Two desperate, 1-3 football teams will meet on Sunday in an AFC North showdown. The Cleveland Browns will look to topple the Baltimore Ravens, who are coming off a triumphant, overtime win last Thursday Night against the Pittsburgh Steelers – their first victory of the season.
There's a big distance between 1-4 and 2-3. Cleveland must play inspired football.
Here are five things to watch.
1) *Force Turnovers*
Getting the ball back is easier said than done. The Browns haven't picked off a pass since Week 1 of the season, and in back-to-back losses, Cleveland's only come up with one fumble recovery. Obviously not all turnovers turn in to touchdowns, but stopping the progress of an offense has a momentous effect on the game. The home crowd hushes. Quarterbacks hesitate to throw into tight windows. Defenses start breathing confidence.
Tashaun Gipson, who is dealing with an ankle injury is Cleveland's ballhawking safety. The time is now for the 25-year-old or someone else in the secondary to pluck a football out of the air and take it back for a big return.

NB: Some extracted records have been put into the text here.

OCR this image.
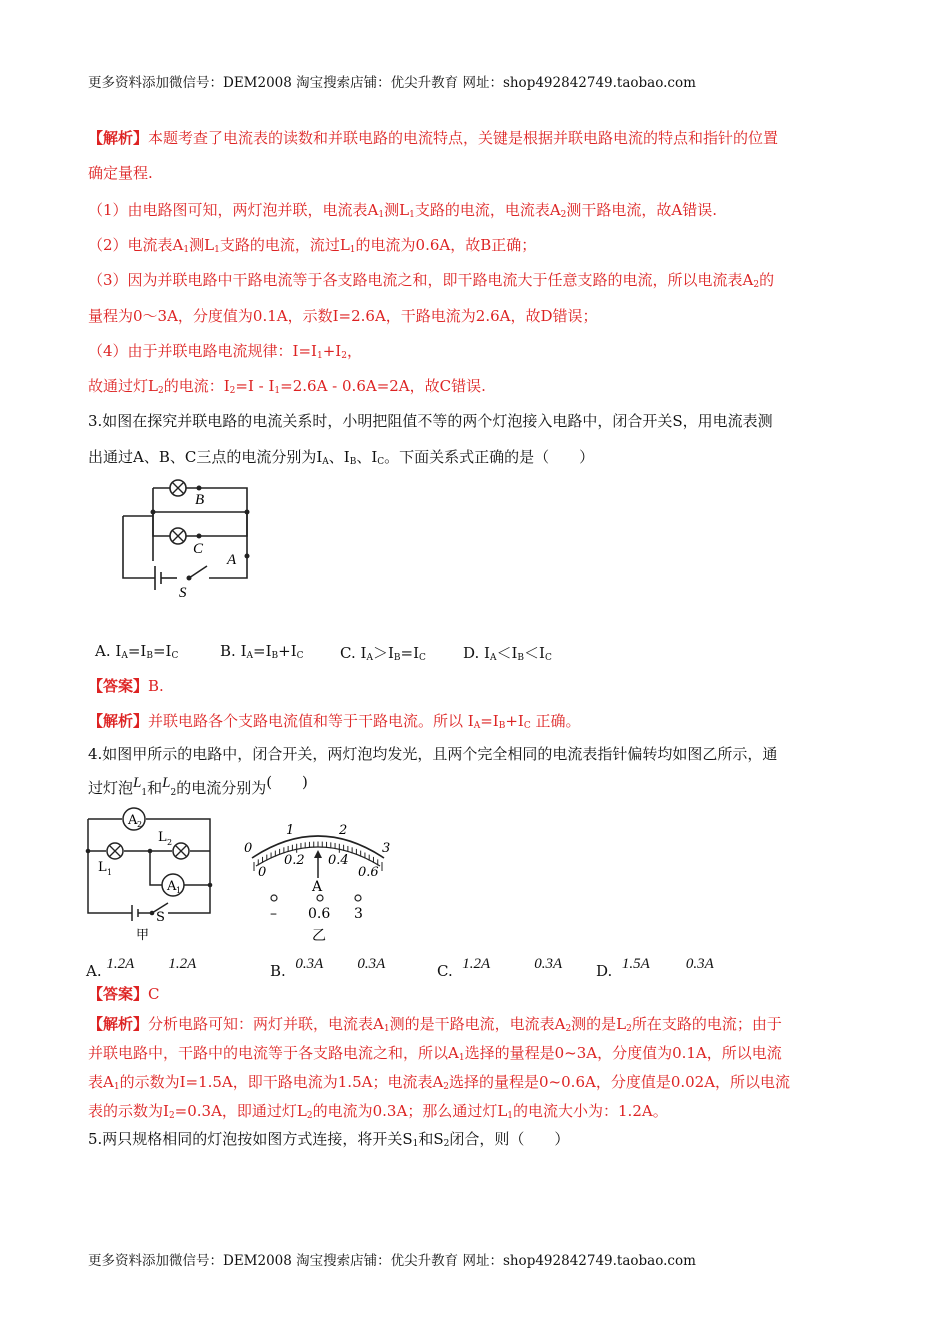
更多资料添加微信号：DEM2008 淘宝搜索店铺：优尖升教育 网址：shop492842749.taobao.com
【解析】本题考查了电流表的读数和并联电路的电流特点，关键是根据并联电路电流的特点和指针的位置
确定量程.
（1）由电路图可知，两灯泡并联，电流表$A_1$测$L_1$支路的电流，电流表$A_2$测干路电流，故A错误.
（2）电流表$A_1$测$L_1$支路的电流，流过$L_1$的电流为0.6A，故B正确；
（3）因为并联电路中干路电流等于各支路电流之和，即干路电流大于任意支路的电流，所以电流表$A_2$的
量程为0～3A，分度值为0.1A，示数I=2.6A，干路电流为2.6A，故D错误；
（4）由于并联电路电流规律：$I=I_1+I_2$，
故通过灯$L_2$的电流：$I_2=I - I_1=2.6A - 0.6A=2A$，故C错误.
3.如图在探究并联电路的电流关系时，小明把阻值不等的两个灯泡接入电路中，闭合开关S，用电流表测
出通过A、B、C三点的电流分别为$I_A$、$I_B$、$I_C$。下面关系式正确的是（　　）
B
C
A
S
A. $I_A=I_B=I_C$	B. $I_A=I_B+I_C$ C. $I_A>I_B=I_C$ D. $I_A<I_B<I_C$
【答案】B.
【解析】并联电路各个支路电流值和等于干路电流。所以 $I_A=I_B+I_C$ 正确。
4.如图甲所示的电路中，闭合开关，两灯泡均发光，且两个完全相同的电流表指针偏转均如图乙所示，通
过灯泡$L_1$和$L_2$的电流分别为(　　)
A 2
A 1
L 1
L 2
S
甲
1	2
3
0
0
0.2 0.4
0.6
A
– 0.6 3
乙
A. 1.2A 1.2A	B. 0.3A 0.3A	C. 1.2A	0.3A D. 1.5A 0.3A
【答案】C
【解析】分析电路可知：两灯并联，电流表$A_1$测的是干路电流，电流表$A_2$测的是$L_2$所在支路的电流；由于
并联电路中，干路中的电流等于各支路电流之和，所以$A_1$选择的量程是0~3A，分度值为0.1A，所以电流
表$A_1$的示数为I=1.5A，即干路电流为1.5A；电流表$A_2$选择的量程是0~0.6A，分度值是0.02A，所以电流
表的示数为$I_2=0.3A$，即通过灯$L_2$的电流为0.3A；那么通过灯$L_1$的电流大小为：1.2A。
5.两只规格相同的灯泡按如图方式连接，将开关$S_1$和$S_2$闭合，则（　　）
更多资料添加微信号：DEM2008 淘宝搜索店铺：优尖升教育 网址：shop492842749.taobao.com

2) *Another receiver has to step up*
Through four games, Travis Benjamin has emerged as Cleveland's top dog wide receiver. Though he's been targeted a mere 27 times, Benjamin places in the NFL's top 15 in receiving yards (328), yards per catch (20.4) and touchdowns (4).
The Cleveland offense prides itself on spreading the football around, but it would be ideal if another wide receiver crossed the 100-yard threshold on a big afternoon Sunday at M&T Bank Stadium. Brian Hartline is a prime candidate for a breakout game, given his chemistry with quarterback Josh McCown. Taylor Gabriel has just 10 receptions for 67 yards a year after exploding on the scene as a deep threat. Could the Browns call his number on a deep route? Andrew Hawkins had 120 yards receiving in 2014 against the Ravens, higher than any other team he faced.
Baltimore safety Will Hill is emerging as a an absolute stud, but the rest of the unit, counting cornerbacks Jimmy Smith and Lardarius Webb, are off to a rocky starts in 2015. The Browns' passing game is clicking, and this could be the week another Brown shares the spotlight with Benjamin.
3) *Pressure QB Joe Flacco*
Likely without Steve Smith, the Ravens will be working with a patchwork wide receiving unit led by Kamar Aiken and Marlon Brown. Though they've underachieved to start the season, the Browns feel strong about how their secondary matches up with Baltimore's weapons.
What this means is Flacco may have to look at his second and third read on many of his dropbacks. This offensive line is fantastic, but it is not impenetrable. In Cleveland's last win over the Ravens (24-18) in November 2013, Flacco was harassed for five sacks and forced into many other errors while the pocket collapsed around him. The pressure has to be more authentic than creative; last week Philip Rivers capitalized on a numbers game when too many blitzes were dialed up.
Mike Pettine challenged his front seven on Wednesday, putting the pressure on Danny Shelton, Paul Kruger, Armonty Bryant, Barkevious Mingo, Jamie Meder and Co. to execute and deliver results. If Flacco – their clear best player – is flustered, the Ravens' chances of winning the game will dramatically decrease.
4) *Red zone offense*
Stringing together first downs has not been a problem for the Browns on offense; banging it home into the end zone has.
In 11 red zone possessions, the Browns have walked away with just three touchdowns, ranking last in the league. By comparison, the Falcons have had 15 trips to the red zone with 12 touchdowns and have a 4-0 record.
Tight end Gary Barnidge has emerged as the most reliable target in the red zone. In terms of grounding-and-pounding, Cleveland could find some more new ammunition this week. Running back Robert Turbin is nearing his return from a sprained ankle and the former Seahawk is built like a gladiator. There's hope Turbin can emerge as a barreling bowling ball in between the tackles.
5) *Justin Gilbert*
Pettine said the hip injury has Gilbert buried on the depth chart because lack of practice reps, but the first-round pick might have found his home on special teams. The 23-year-old nearly took the top off the game, averaging 36.7 yards on three kick returns last week against the Chargers. Cleveland can use every ounce of playmaking Sunday, even if it's coming from an unlikely player in an unlikely spot.